Algunas horas después, unos gritos cercanos me despertaron. Eran las voces de mis padres y del tío Carlos, tapando el desconsolado jadeo de otra voz, casi desconocida, que clamaba por Madeleine. Abrí la puerta con ella entre los brazos y entonces, en un segundo, ante mis ojos azorados, la abuela se abalanzó sobre mí y me la
quitó con un empujón. No pude detener las lágrimas, que fueron acompañando el llanto, sufriente y desconsolado, de mi abuela. Fue cuando predominó el tono cortante, lacónico y definitivo de mi padre.
-Las cosas han llegado al límite, Mercedes –le dijo a mi madre- Hay que poner orden, por el bien de todos.
Al día siguiente, la abuela tenía los ojos más grises que nunca. Llevaba a su muñeca de la mano, mientras dos hombres vestidos de blanco, con benevolente actitud, la orientaban hacia un coche.
Estela Parodi, Argentina
© 2006
letras_52@yahoo.com
La autora
Estela Parodi nació en Rosario . Lleva publicado tres libros , Cuentos Desnudos ( 1993 ) (Premio ASDE Sta. Fé ) (Leopoldo Marecha . BS.AS) ( Mención Faja de Honor de SADE Bs. As.) Cuentos Audaces (1998) (Mención Faja de Honor de ADEA) y Mar de Amores (2003) además de colaboraciones en distintas revistas y diarios del país y Chile.

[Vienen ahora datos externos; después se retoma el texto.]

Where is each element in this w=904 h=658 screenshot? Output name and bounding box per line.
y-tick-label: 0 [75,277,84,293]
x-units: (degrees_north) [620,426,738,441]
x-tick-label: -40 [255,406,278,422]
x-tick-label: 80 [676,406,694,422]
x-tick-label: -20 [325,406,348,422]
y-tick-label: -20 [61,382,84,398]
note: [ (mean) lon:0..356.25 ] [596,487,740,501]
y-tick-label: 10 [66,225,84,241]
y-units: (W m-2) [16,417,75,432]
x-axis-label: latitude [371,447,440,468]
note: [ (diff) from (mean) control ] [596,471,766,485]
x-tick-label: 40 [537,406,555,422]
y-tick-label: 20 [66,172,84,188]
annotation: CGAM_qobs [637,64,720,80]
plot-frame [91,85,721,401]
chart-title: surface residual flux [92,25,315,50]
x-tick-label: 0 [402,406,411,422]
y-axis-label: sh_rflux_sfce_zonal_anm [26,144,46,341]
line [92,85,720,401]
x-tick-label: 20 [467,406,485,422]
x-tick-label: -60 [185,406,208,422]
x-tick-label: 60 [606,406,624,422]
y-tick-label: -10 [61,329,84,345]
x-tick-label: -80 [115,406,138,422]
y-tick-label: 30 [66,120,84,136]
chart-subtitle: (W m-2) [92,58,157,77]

Ha coordinado el Taller Letras de Café, en Rosario, Argentina. HA participado en Congresos Nacionales de Escritores y de un espacio radial de Cultura, de cual era conductora. Actualmente está preparando su cuarto libro de cuentos y su tercer novela. Las otras dos aún permanecen inéditas.
Sobre el cuento
EL cuento Madeleine, lleva connotaciones autobiográficas pues ha sido llevado a la ficción por una anécdota que se suscitó entre mi madre y mi hija, en ese momento muy pequeña, por la tenencia de una muñeca que aún mi progenitora guarda como un tesoro.
También me llevó a escribirlo pues deseaba plasmar algunos rasgos de la locura sin caer en melodramas. Si bien mi madre no padecía de esa enfermedad, a veces se colocaba en el nivel de mi niña y creo que allí radica otro tema que es la ancianidad, concebida por mi parte muchas veces, como con alto grado de rasgos que recuerdan a la infancia.
El uso de la primera persona le da más intimismo al cuento y lo he utilizado para llegar más al lector. Por lo demás, el cuento tiene aspectos costumbristas como escenarios ( el patio, por ejemplo) y usos que ya no son llevados tan a la práctica, como es el que los ancianos vivan con sus hijos.
Sin querer, ese mínimo personaje que es la muñeca, me llevó a tratar varios temas en un cuento y creo que es eso lo que más valor tiene. Lograr la síntesis, así como un buen desarrollo y lenguaje adecuado, lleva al cuentista a su objetivo, en este caso, transformar una anécdota cotidiana, en algo que pueda ser caro, atractivo y profundo para el lector.